Willard was an avid student of journalism, and used his stature to advocate for the interests of newspapers. He penned a guest column in Editor and Publisher on April 27, 1929, lamenting the decline of independently owned local newspapers and the rise of the large national newspaper chains. He is quoted in several books on the subject -- including American Journalism, 1690-1940, by Frederic Hudson, Alfred McClung Lee and Frank Luther Mott, and Journalism in the United States, authored by Robert William Jones and published in 1947.  He also had a pass to the U.S. Congress press gallery in Washington, DC.

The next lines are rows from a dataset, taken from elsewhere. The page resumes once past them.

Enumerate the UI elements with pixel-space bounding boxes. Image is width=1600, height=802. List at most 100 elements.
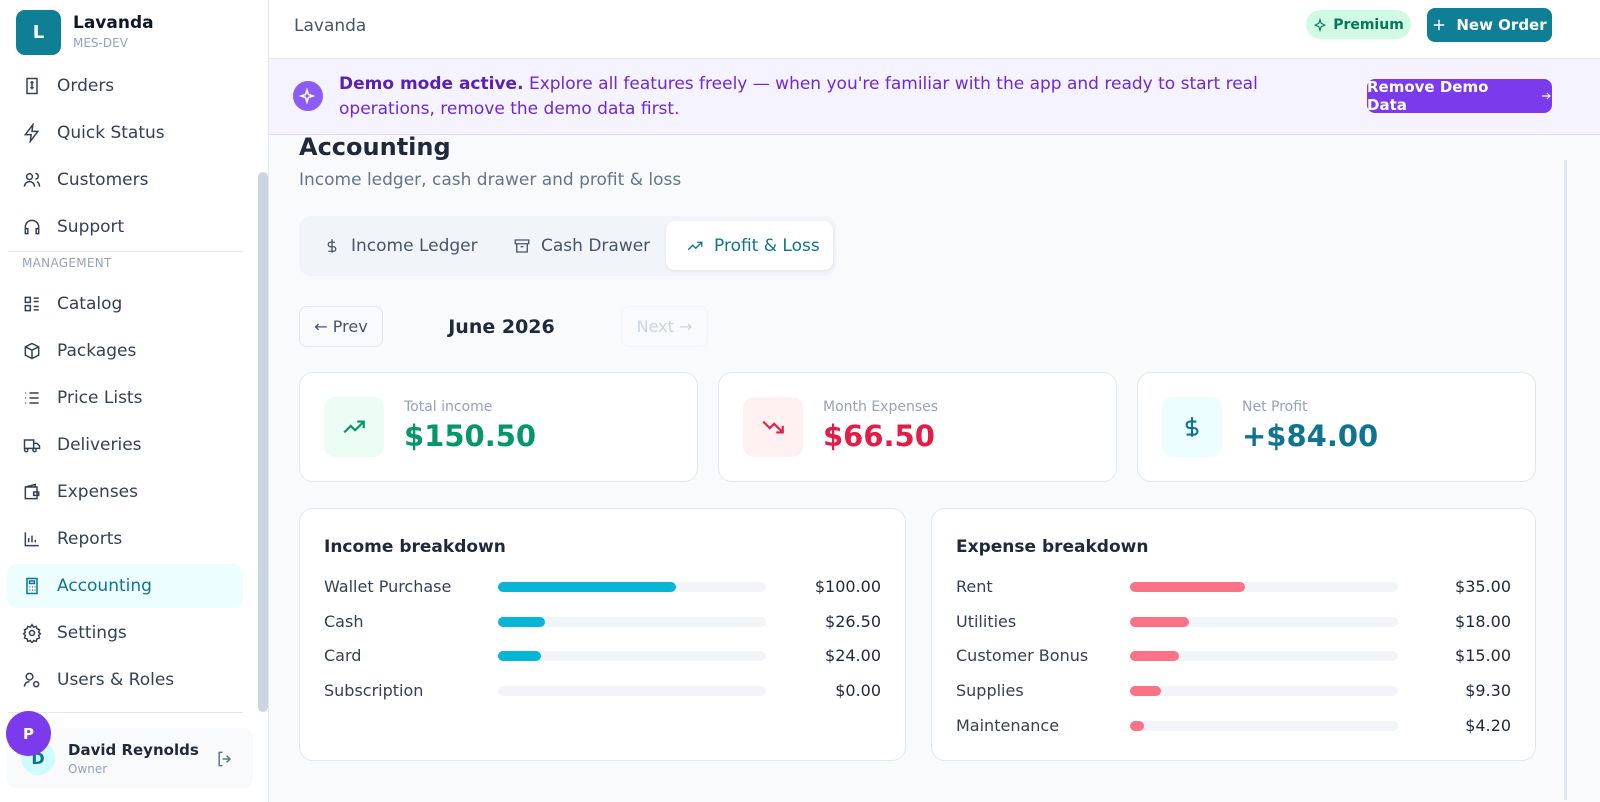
- nav-item[interactable]: Deliveries: [7, 423, 243, 467]
- scrollbar: [258, 172, 268, 712]
- page-title: Accounting: [299, 133, 451, 161]
- user-role: Owner: [68, 762, 108, 776]
- nav-item[interactable]: Expenses: [7, 470, 243, 514]
- tab[interactable]: Income Ledger: [323, 221, 478, 270]
- breakdown-card: Income breakdown Wallet Purchase $100.00 Ca…: [299, 508, 906, 761]
- row-label: Rent: [956, 577, 993, 596]
- premium-text: Premium: [1333, 16, 1404, 33]
- divider: [8, 712, 243, 713]
- nav-item[interactable]: Customers: [7, 158, 243, 202]
- nav-label: Orders: [57, 76, 115, 96]
- tab-label: Cash Drawer: [541, 235, 651, 256]
- nav-item[interactable]: Accounting: [7, 564, 243, 608]
- breakdown-row: Card $24.00: [324, 644, 881, 668]
- nav-label: Settings: [57, 623, 127, 643]
- row-value: $35.00: [1455, 577, 1511, 596]
- row-value: $18.00: [1455, 611, 1511, 631]
- nav-item[interactable]: Packages: [7, 329, 243, 373]
- nav-icon: [24, 342, 40, 360]
- bar: [1130, 616, 1190, 627]
- nav-label: Support: [57, 217, 125, 237]
- bar-track: [1130, 720, 1398, 731]
- bar: [498, 582, 677, 592]
- kpi-card: Total income $150.50: [299, 372, 698, 482]
- user-card[interactable]: D David Reynolds Owner: [7, 728, 253, 788]
- remove-demo-text: Remove Demo Data: [1367, 78, 1489, 114]
- nav-icon: [22, 623, 42, 643]
- scrollbar: [1564, 160, 1567, 800]
- nav-label: Catalog: [57, 294, 123, 314]
- nav-icon: [23, 123, 40, 143]
- row-label: Maintenance: [956, 715, 1060, 735]
- banner-icon: [293, 81, 323, 111]
- premium-badge[interactable]: Premium: [1306, 10, 1411, 39]
- row-label: Wallet Purchase: [324, 577, 452, 596]
- tab-active[interactable]: Profit & Loss: [666, 221, 833, 270]
- header: Lavanda Premium New Order: [269, 0, 1600, 59]
- period-label: June 2026: [448, 316, 555, 338]
- bar-track: [1130, 651, 1398, 662]
- nav-item[interactable]: Catalog: [7, 282, 243, 326]
- bar: [1130, 686, 1161, 697]
- nav-icon: [23, 672, 40, 688]
- divider: [8, 251, 243, 252]
- nav-label: Users & Roles: [57, 670, 175, 690]
- nav-item[interactable]: Support: [7, 205, 243, 249]
- breakdown-row: Supplies $9.30: [956, 679, 1511, 703]
- nav-label: Deliveries: [57, 435, 142, 455]
- new-order-button[interactable]: New Order: [1427, 8, 1552, 42]
- row-value: $0.00: [835, 681, 881, 701]
- page-subtitle: Income ledger, cash drawer and profit & …: [299, 170, 682, 190]
- kpi-icon: [1162, 397, 1222, 457]
- tab-label: Income Ledger: [351, 235, 478, 256]
- floating-avatar[interactable]: P: [6, 711, 51, 756]
- bar-track: [1130, 686, 1398, 697]
- breakdown-title: Income breakdown: [324, 537, 506, 557]
- nav-icon: [24, 532, 39, 547]
- bar: [498, 616, 546, 627]
- banner-text: Demo mode active. Explore all features f…: [339, 72, 1339, 122]
- brand-name: Lavanda: [73, 13, 154, 33]
- nav-item[interactable]: Reports: [7, 517, 243, 561]
- new-order-text: New Order: [1456, 16, 1547, 34]
- bar-track: [498, 616, 766, 627]
- row-label: Card: [324, 646, 362, 666]
- banner-strong: Demo mode active.: [339, 74, 524, 94]
- nav-icon: [23, 172, 41, 187]
- breakdown-row: Utilities $18.00: [956, 610, 1511, 634]
- kpi-label: Total income: [404, 399, 493, 415]
- bar-track: [1130, 616, 1398, 627]
- breakdown-row: Subscription $0.00: [324, 679, 881, 703]
- prev-button[interactable]: ← Prev: [299, 306, 383, 347]
- section-label: MANAGEMENT: [22, 256, 112, 270]
- breakdown-row: Cash $26.50: [324, 610, 881, 634]
- tabs: Income Ledger Cash Drawer Profit & Loss: [299, 216, 836, 276]
- row-value: $15.00: [1455, 646, 1511, 666]
- nav-label: Packages: [57, 341, 137, 361]
- tab[interactable]: Cash Drawer: [513, 221, 650, 270]
- nav-item[interactable]: Orders: [7, 64, 243, 108]
- nav-item[interactable]: Users & Roles: [7, 658, 243, 702]
- brand-env: MES-DEV: [73, 36, 128, 50]
- nav-label: Accounting: [57, 576, 152, 596]
- breakdown-row: Wallet Purchase $100.00: [324, 575, 881, 599]
- nav-item[interactable]: Price Lists: [7, 376, 243, 420]
- breakdown-row: Customer Bonus $15.00: [956, 644, 1511, 668]
- kpi-label: Net Profit: [1242, 399, 1308, 415]
- remove-demo-button[interactable]: Remove Demo Data: [1367, 78, 1552, 114]
- row-label: Customer Bonus: [956, 646, 1089, 666]
- bar: [1130, 582, 1246, 592]
- kpi-value: $150.50: [404, 419, 537, 453]
- row-value: $9.30: [1465, 681, 1511, 701]
- demo-banner: Demo mode active. Explore all features f…: [269, 59, 1600, 135]
- next-button[interactable]: Next →: [621, 306, 708, 347]
- kpi-icon: [743, 397, 803, 457]
- nav-item[interactable]: Quick Status: [7, 111, 243, 155]
- brand-logo: L: [16, 10, 61, 55]
- bar-track: [498, 582, 766, 592]
- bar: [1130, 720, 1144, 731]
- nav-item[interactable]: Settings: [7, 611, 243, 655]
- logout-icon[interactable]: [215, 749, 235, 769]
- sidebar: L Lavanda MES-DEV MANAGEMENT D David Rey…: [0, 0, 269, 802]
- bar-track: [498, 651, 766, 662]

At some point Willard left newspapering briefly to go to the "other side" and served as publicity director of the prominent Newark department store, L. Bamberger & Co., for several years. Unsatisfied, he returned to the Star-Ledger and was associate publisher from 1939 until his retirement in 1954.  One of the young writers Willard edited was Andrew E. Svenson, who later authored several Hardy Boys mystery books under the pen name of "Franklin W. Dixon."

Active in the community and profession, said the old Newark News, Willard once "served on the state's Educational Fact Finding Commission by appointment of Gov. A. Harry Moore.  He also served on the State Aviation Commission and on a special commission formed in 1933 to regulate the sale of beer with the end of Prohibition.  He also served as president of the Advertising Club of Newark and the Broad Street and Merchants Association."  He is one of only a few known cousins to earn a feature obituary in the New York Times, seen here

Willard married Mary Pauline Smith, and their children were Mary Elizabeth "Jane" O'Donoghue of Belmar, NJ; Margaret Pauline Moore of Mamaroneck, NY; and Richard Eugene Bowman of Sea Girt, NJ.